Friday, February 7, 2014

Senior Bowl

Last year I told you about my school's Spirit bowl,, a competition that pits different grades against each other in challenges like dance offs and an obstacle course. The seniors, oddly enough, just happened to win every year since the school was open. It's the strangest thing, the teachers and student body officers agree. Especially because it isn't rigged.
In that case, we need to send the senior class to Vegas every year. A thirteen year winning streak? If it's not rigged, not coincidental, then we just need to face the fact that seniors are magically gifted.
They were particularly gifted this year. The announcer read off the winners-"Fourth place goes to the sophomores, third place to the faculty, and we'll just tell you the victors because that determines second-" then a boy ran up to him with a paper. They whispered for a few seconds, nodded in agreement, and the announcer returned to his mic. "There's been a last minute adjustment. Seniors win!"
We were colored coded-sophomores were supposed to wear white, juniors gray, seniors purple, and faculty in black.
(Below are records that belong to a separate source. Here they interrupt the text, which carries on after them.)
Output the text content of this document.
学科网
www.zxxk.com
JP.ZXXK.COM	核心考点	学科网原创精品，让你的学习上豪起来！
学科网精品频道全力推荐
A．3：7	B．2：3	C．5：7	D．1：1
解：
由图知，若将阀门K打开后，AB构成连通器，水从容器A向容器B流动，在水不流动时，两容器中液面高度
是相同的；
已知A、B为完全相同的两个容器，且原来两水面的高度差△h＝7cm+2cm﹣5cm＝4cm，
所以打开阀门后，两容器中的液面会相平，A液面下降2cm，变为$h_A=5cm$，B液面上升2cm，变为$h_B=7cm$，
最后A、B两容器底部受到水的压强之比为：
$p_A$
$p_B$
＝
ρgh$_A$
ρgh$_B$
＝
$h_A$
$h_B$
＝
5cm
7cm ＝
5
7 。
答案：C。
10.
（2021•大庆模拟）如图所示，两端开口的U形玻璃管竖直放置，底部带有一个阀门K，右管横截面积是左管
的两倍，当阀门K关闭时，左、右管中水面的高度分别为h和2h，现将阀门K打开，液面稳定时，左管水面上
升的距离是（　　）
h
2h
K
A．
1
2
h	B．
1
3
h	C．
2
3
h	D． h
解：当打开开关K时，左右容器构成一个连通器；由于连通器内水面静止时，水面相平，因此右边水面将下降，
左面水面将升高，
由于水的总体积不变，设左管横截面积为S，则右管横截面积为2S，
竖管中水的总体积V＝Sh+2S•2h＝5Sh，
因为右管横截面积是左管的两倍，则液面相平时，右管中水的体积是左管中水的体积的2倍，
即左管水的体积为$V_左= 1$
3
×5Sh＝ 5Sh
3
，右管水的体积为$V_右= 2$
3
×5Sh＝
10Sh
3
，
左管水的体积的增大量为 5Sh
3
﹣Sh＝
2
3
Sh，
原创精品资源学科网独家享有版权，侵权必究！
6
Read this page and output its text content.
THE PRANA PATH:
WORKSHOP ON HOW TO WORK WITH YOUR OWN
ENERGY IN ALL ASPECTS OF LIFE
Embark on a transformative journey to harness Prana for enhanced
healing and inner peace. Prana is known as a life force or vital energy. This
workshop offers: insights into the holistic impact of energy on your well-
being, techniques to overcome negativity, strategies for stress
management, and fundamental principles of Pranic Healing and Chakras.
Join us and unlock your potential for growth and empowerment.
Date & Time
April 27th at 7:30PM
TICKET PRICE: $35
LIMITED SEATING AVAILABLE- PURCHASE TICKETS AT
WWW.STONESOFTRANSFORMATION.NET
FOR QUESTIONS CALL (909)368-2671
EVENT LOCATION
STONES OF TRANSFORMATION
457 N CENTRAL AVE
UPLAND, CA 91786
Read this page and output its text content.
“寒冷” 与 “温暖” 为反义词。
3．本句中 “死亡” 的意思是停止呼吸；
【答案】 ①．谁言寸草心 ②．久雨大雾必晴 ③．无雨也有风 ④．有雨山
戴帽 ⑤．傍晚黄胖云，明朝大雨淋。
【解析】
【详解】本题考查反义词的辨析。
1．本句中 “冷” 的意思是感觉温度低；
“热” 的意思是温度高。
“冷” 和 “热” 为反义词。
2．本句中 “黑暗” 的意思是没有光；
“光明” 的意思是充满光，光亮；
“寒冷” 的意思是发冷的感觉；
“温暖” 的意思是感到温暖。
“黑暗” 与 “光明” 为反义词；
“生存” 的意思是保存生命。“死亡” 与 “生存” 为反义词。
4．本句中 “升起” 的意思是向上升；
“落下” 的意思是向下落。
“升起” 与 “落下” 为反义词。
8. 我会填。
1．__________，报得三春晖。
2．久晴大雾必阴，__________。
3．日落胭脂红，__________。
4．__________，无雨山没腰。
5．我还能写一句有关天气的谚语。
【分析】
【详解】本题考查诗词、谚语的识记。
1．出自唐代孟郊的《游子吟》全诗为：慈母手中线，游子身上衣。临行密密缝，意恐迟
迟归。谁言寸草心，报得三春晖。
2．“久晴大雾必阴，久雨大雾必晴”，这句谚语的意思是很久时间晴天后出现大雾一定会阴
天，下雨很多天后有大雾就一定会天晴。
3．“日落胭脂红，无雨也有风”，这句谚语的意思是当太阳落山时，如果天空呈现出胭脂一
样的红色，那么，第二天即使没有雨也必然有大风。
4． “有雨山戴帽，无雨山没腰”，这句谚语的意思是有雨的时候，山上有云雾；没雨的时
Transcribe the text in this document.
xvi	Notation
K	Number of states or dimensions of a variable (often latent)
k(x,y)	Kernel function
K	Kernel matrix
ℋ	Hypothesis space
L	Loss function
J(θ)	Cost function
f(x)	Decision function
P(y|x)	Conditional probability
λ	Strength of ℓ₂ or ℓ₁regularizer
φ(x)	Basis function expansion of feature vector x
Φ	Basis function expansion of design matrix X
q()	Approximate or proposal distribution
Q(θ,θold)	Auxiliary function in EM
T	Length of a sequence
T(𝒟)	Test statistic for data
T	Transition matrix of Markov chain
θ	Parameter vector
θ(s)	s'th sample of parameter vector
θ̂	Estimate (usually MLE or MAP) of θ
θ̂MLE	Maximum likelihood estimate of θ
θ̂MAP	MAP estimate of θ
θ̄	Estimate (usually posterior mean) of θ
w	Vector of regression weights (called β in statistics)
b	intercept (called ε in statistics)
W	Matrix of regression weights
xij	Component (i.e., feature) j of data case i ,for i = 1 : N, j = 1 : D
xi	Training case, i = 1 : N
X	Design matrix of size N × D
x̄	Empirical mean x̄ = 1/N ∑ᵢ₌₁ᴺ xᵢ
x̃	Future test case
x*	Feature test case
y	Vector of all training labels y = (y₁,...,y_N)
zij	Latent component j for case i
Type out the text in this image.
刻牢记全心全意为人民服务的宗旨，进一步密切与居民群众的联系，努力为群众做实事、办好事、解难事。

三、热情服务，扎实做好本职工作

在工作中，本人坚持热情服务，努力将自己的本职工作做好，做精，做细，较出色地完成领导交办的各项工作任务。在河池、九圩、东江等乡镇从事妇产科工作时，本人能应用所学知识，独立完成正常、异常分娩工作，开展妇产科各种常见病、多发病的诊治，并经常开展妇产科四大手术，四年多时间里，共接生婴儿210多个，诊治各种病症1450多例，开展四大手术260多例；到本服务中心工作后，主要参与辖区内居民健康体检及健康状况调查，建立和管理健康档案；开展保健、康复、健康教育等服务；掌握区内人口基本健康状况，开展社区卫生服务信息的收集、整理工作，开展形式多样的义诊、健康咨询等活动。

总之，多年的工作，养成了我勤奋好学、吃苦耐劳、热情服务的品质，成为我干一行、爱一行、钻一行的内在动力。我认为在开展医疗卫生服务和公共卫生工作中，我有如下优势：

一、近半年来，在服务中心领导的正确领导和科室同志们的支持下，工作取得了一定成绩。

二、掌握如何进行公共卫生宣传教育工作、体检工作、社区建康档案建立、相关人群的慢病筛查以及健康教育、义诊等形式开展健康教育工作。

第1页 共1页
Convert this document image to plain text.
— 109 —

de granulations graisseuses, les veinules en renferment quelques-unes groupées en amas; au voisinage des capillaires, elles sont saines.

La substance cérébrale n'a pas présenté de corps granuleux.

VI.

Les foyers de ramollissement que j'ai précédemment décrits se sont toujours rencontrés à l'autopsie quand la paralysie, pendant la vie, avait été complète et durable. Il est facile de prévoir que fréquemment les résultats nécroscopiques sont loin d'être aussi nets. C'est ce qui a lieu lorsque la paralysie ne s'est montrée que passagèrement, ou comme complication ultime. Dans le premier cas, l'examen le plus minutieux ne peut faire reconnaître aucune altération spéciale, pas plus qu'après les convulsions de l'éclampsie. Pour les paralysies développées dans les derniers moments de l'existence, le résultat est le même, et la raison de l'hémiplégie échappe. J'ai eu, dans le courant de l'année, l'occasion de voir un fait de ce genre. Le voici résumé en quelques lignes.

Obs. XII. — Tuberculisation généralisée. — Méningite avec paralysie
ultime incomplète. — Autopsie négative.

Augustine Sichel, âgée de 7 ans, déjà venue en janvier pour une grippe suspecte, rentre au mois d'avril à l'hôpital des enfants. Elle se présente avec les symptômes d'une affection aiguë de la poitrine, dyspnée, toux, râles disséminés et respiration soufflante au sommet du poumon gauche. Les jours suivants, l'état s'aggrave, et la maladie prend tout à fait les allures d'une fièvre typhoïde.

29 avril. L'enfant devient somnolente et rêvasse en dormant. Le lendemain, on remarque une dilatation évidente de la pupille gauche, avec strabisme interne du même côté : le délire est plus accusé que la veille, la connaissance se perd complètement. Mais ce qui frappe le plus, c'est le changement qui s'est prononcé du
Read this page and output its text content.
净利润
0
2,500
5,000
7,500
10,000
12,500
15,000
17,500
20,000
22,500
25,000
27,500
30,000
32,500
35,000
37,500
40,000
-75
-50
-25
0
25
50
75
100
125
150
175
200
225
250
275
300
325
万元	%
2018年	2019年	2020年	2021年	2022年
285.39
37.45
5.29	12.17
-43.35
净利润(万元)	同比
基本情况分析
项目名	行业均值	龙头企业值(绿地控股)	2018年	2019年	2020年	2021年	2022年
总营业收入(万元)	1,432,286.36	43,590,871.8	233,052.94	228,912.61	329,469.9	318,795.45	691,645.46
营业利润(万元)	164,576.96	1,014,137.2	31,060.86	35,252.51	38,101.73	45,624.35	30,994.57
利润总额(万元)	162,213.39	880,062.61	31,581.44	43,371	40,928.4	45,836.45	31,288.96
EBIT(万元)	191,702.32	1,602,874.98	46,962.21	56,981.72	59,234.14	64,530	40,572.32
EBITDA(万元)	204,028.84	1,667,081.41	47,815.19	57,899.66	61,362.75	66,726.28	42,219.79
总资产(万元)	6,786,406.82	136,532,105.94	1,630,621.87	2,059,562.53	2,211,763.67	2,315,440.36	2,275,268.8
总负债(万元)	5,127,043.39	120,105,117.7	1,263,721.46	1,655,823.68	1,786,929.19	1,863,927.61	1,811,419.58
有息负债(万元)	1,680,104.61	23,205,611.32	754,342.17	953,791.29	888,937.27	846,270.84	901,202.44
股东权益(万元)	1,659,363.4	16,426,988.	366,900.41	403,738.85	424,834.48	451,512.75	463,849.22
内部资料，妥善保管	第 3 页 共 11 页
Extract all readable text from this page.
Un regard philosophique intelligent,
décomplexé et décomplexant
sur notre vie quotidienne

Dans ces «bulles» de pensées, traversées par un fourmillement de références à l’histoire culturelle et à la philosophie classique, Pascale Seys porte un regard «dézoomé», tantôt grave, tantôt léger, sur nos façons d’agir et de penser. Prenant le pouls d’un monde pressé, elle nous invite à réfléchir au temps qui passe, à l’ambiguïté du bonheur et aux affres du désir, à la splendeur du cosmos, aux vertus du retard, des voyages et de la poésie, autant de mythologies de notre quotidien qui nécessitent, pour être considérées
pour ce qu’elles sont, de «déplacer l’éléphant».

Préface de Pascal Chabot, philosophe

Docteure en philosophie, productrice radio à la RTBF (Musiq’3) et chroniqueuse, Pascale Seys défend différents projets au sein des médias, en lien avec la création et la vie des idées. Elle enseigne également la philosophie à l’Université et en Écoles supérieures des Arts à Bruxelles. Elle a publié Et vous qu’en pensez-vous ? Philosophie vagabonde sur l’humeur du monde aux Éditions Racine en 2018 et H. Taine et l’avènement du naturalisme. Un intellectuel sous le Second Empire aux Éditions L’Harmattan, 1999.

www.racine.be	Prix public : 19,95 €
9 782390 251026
So I showed up in brown and green. This event is supposed to be the grand finale of our Spirit Week, but instead bringing us together, like our Christmas fundraiser does, it pulls us apart. I understand that it's just a game and the most logical way to organize teams is by grade.
But as I watched the crowd in the gym, everyone segregated by grade and dressed in a different color, it reminded me of my post on school ageism the other day. Here were the sophomores, confused and quiet, because this whole thing was new to them. Here are the juniors, sore over last year's defeat and yearning to be great, hurling chants at the seniors. And here are the seniors, beaten down for two years in a row, but confident in their own power.
This is how all ageism works-beaten down first, then angry, until at last, you're sure of your own superiority. No one cheers for the underdog. It doesn't matter that the underdog used to be you. Just like I said last year, I don't want my class to win my senior year. I'd rather see sophomores take the gold.